Inequality and Poverty : Methodology and Indian Evidence

The contribution of this paper is both methodological and empirical. It proposes a methodology for evaluating the distributional implications of price movement for inequality and poverty measurement. The methodology is based on a distinction between inequalities in nominal expenditures, where the expenditures are either measured in nominal terms or a common price deflator is applied for all households, and that in real expenditures which takes into account the varying household preferences and differences in household composition in converting the nominal to real expenditures. Changes in relative prices will cause the inflation to affect different household groups differently depending on their household size and composition and their level of relative affluence. The empirical application to the Indian budget data sets shows the usefulness of the proposed procedures. The Indian empirical evidence is of particular interest since the period chosen (1993-2005) covered both first and second generation reforms in India.

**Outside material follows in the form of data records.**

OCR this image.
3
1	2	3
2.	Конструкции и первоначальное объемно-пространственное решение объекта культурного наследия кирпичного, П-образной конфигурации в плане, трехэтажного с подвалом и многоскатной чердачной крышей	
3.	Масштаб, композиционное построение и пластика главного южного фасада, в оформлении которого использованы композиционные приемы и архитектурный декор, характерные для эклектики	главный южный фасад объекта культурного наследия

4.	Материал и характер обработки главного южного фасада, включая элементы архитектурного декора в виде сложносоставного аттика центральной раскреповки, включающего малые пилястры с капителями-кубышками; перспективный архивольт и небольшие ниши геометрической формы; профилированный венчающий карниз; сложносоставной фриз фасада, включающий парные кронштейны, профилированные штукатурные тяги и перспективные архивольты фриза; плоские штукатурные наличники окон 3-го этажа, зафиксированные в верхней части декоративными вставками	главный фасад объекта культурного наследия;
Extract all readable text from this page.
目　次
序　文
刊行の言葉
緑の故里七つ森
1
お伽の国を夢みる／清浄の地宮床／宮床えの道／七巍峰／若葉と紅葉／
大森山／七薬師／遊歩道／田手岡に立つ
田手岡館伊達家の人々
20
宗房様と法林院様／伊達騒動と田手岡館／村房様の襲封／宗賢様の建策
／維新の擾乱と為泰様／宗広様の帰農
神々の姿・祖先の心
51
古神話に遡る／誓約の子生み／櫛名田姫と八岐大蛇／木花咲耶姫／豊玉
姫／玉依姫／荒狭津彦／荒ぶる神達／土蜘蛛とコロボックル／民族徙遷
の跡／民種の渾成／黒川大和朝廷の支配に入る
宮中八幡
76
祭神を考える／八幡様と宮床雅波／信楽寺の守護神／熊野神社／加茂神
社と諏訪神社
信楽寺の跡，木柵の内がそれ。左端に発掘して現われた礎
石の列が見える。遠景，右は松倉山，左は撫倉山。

The results suggest that while rural poverty rates, in both nominal and real terms, fell sharply during this period, they were accompanied by an increase in both nominal and real expenditure inequality. In contrast, the urban poverty rates were mostly static or even increased over this period. Of further interest is the result that the price movement in both areas has been inequality reducing throughout much of this period. The study also contains a decomposition analysis of the movement in inequality and poverty rates. The decomposition is done both between family types and between social groups.